As promised, here's Douglas Adams' second observation on technology that changed my life: computers are just high-tech modelling devices. A computer is nothing but a lump of plastic and silicon without programming, just as clay is nothing but a formless lump without a sculptor's hands to mold it. This means computers are very adaptable.

However, the adaptability of computers is a double-edged sword. In the Good Ol' Days, people used to spend a lot of time designing and building things. For example, if I bought a radio, there was an electronic circuit inside designed by a human being. And the radio worked quite well. That's because if there were anything wrong with it, the designer would be in a heap of trouble...thousands of units would have to be recalled, scrapped, and replaced.

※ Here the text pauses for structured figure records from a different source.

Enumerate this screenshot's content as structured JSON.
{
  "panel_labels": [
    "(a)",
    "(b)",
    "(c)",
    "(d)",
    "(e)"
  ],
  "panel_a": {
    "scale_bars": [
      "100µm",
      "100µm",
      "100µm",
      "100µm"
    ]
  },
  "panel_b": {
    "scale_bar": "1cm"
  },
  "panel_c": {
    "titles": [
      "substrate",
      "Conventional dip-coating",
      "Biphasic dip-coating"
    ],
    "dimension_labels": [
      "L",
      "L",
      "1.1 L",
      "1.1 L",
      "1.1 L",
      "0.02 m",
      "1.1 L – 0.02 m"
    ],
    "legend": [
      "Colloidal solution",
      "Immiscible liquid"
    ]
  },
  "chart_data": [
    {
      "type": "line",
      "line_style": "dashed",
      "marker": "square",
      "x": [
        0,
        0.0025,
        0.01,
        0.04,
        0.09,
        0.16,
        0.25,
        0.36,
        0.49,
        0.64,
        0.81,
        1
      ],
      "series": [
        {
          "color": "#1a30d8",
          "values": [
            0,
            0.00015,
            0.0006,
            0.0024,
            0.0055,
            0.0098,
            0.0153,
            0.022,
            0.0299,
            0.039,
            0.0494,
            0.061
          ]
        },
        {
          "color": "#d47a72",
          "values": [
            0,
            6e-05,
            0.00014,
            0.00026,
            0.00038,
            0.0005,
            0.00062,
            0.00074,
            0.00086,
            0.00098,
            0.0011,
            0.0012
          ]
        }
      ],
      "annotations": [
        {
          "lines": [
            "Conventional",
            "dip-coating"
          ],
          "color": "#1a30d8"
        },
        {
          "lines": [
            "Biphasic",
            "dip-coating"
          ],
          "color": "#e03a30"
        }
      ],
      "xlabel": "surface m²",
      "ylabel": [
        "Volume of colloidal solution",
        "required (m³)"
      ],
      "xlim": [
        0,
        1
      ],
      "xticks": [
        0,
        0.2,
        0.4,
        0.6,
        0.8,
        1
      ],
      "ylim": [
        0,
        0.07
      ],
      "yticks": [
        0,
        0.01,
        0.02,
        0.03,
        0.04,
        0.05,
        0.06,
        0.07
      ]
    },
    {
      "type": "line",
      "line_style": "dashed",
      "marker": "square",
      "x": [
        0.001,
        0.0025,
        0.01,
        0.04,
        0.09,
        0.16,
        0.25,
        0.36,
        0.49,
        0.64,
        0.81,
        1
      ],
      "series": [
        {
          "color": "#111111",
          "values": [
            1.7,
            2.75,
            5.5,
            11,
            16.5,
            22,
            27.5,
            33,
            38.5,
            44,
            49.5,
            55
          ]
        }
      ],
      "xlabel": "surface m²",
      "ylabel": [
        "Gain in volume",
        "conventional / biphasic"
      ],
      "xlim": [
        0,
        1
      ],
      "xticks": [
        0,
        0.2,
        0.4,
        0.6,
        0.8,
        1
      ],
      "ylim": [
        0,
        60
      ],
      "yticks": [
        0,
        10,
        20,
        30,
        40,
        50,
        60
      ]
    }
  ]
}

With software, the "designer" is a programmer. But there's one major distinction between the designer of an old radio and a computer programmer: the programmer isn't under as much pressure to avoid mistakes, and so most computer programs are essentially unfinished prototypes. If a programmer screws up, he can just tell his customers to wait for the next version. The computer itself doesn't need to be recalled, and the expense of issuing updates and fixes is much lower to the developer...and consequently much higher to the consumer, who is forced to rely on a shoddy, unreliable, unfinished product. Desktop computers as we know them are unreliable...they crash, contract viruses, and destroy the document you worked days to type. That's because there's little economic motivation for programmers to create a reliable product.

This means we'll always notice our computers, and we'll never stop thinking of them as technology...which, if you believe my last journal entry, means they will never really become useful. Or, more to the point, they are precisely as useful as their programming is finished.